São Paulo, 2 de outubro de 1999

Bardi morre antes do século


IVAN FINOTTI
da Reportagem Local

Pietro Maria Bardi, criador do Museu de Arte de São Paulo (Masp), morreu de parada cardiorrespiratória minutos antes das 6h de ontem. Ele completaria 100 anos em fevereiro de 2000.
Italiano naturalizado brasileiro, Bardi morreu em seu quarto na Casa de Vidro, residência projetada por sua mulher, Lina Bo Bardi (1914-92), e construída em 1950 no Morumbi, em São Paulo.
O velório começou às 18h de ontem no Grande Auditório do Masp, principal museu brasileiro, que Bardi presidiu entre 1947 e 1990. O corpo deve sair da avenida Paulista às 9h de hoje em direção ao Crematório Municipal da Vila Alpina (região sudeste), onde será cremado.
Durante o velório, o caixão estava ladeado por duas obras do acervo: “A Ressurreição de Cristo”, de Rafael, o único quadro do pintor renascentista na América Latina, pelo qual Bardi tinha um carinho especial, e “Virgem em Majestade”, de Maestro del Bigallo, sua última doação ao museu.

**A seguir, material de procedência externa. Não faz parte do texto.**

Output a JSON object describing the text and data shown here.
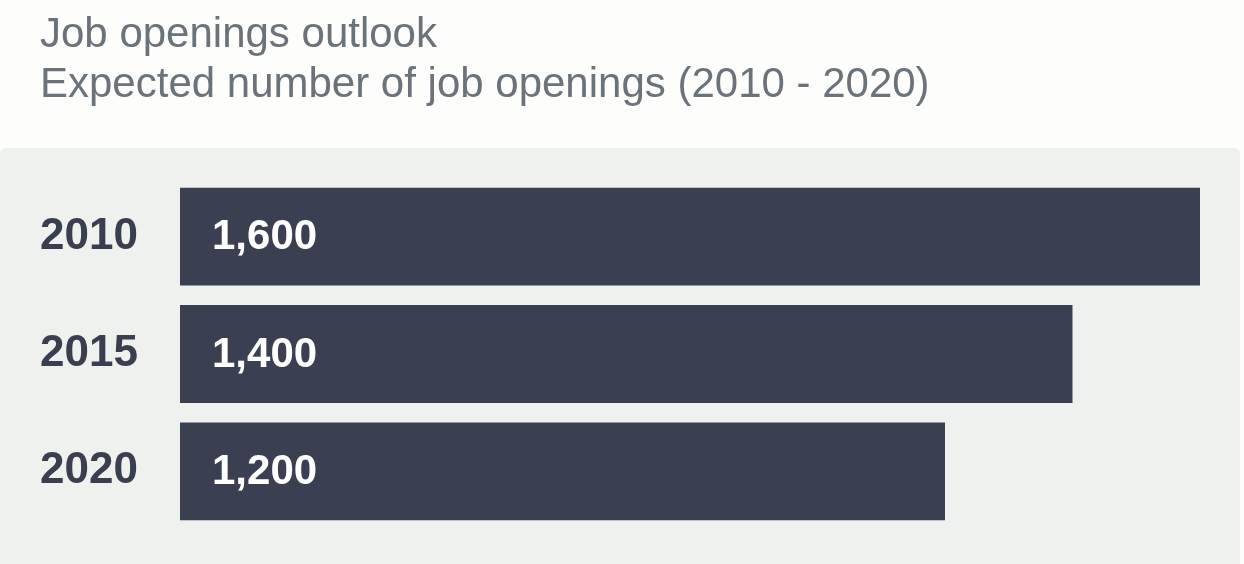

A morte de Bardi foi notada por uma das três enfermeiras que o acompanham desde que sua mulher morreu, há sete anos. O médico da família, Piero Mangineli, 85, atestou o óbito às 9h.

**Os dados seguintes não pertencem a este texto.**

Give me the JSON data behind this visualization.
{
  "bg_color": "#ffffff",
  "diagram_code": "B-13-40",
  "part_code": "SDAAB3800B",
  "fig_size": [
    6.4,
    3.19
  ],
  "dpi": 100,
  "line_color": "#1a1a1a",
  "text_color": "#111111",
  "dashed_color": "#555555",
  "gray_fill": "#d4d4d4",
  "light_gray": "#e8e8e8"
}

Segundo Mangineli, Bardi já não estava consciente há cerca de um ano. Há seis meses, passou a se alimentar por meio de uma sonda e usava cada vez mais oxigênio de cilindro para respirar. “De vez em quando, dizia uma palavra. Ele não sofreu; estava alheio”, afirmou Mangineli.

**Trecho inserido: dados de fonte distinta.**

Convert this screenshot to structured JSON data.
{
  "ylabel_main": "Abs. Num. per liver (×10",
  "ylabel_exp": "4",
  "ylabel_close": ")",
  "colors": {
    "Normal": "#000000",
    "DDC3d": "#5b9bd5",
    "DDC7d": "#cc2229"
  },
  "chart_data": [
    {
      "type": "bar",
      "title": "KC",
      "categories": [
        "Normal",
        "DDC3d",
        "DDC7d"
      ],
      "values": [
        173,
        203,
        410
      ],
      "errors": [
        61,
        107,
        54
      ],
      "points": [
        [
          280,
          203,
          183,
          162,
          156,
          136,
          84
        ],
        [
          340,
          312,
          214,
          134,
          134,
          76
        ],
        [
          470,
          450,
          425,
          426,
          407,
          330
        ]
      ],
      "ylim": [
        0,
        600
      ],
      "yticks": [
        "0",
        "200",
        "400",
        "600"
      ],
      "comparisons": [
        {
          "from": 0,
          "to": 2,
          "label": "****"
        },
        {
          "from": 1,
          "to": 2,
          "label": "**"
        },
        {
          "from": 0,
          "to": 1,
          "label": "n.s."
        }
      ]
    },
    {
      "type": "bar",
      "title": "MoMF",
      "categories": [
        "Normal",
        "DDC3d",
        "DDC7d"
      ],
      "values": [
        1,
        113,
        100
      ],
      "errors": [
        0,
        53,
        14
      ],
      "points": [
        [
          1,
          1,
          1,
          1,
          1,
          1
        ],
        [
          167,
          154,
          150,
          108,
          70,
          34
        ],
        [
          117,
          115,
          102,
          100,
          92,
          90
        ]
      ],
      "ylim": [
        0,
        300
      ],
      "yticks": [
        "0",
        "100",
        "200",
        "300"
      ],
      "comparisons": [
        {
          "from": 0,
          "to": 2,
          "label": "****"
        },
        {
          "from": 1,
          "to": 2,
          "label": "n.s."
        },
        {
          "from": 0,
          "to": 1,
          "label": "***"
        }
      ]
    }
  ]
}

Bardi morava com sua cunhada, Graziella Bo Valentinetti, irmã de Lina Bo Bardi. “Sinto-me desamparada. Dediquei meus últimos anos a ele e ao instituto”, disse, referindo-se ao Instituto Lina Bo e P.M. Bardi, que cuida do legado do casal e divide com a Casa de Vidro os 8.000 metros quadrados de um arborizado terreno no Morumbi.
A cremação teve de ser autorizada por um juiz, já que apenas ascendentes ou descendentes diretos podem conceder essa permissão. Pietro e Lina Bo Bardi não tiveram filhos.
Bardi, entretanto, teve duas filhas em um primeiro casamento, anterior à sua mudança da Itália para o Brasil, em 46. A primeira mulher, Gemma Tartarolo, e a primeira filha, Elisa, já morreram. A segunda, Fiorella, 71, que mora em Roma, foi informada da morte do pai na manhã de ontem.
As cinzas de Bardi devem ficar ao lado das de Lina Bo Bardi, em uma urna escavada em uma parede da Casa de Vidro ou do instituto. “Vamos manter em mistério o local exato”, pediu Graziella Bo Valentinetti.

Cavaletes
Bardi morreu sem saber das transformações ocorridas no Masp a partir de 1990, quando saiu da presidência do museu. Uma das mudanças, por exemplo, foi a retirada dos cavaletes de exposição de obras feitos de concreto e vidro, concebidos por Lina Bo Bardi.
“Ele achava que o Masp ainda estava como o havia deixado, que eram as mesmas pessoas. Não contei sobre as mudanças”, afirmou Graziella. “Poupei Pietro de tudo o que podia. Só contava o que era bom.”
Segundo Graziella, as conversas com Bardi eram sempre sobre o museu. Ele nunca saía para passear e trabalhava diariamente. Quando ainda era presidente do Masp, costumava se deitar após o “Jornal Nacional” e acordava às 4h.
Ainda deitado, escrevia durante horas em uma mesinha portátil que colocava na cama. Às 7h, chegava seu motorista e ia para o Masp. Voltava para casa por voltas das 13h, para trabalhar até o fim da tarde.
Em março de 1990, um mês após sua saída do museu, foi operado para a remoção de um coágulo no cérebro. Em julho de 1992, teve problemas no coração. Neste ano, foi internado duas vezes no Hospital Sírio Libanês.
“A gente estava preparada, mas nunca está mesmo”, disse Graziella. “Ele adorou este país, como a minha irmã.”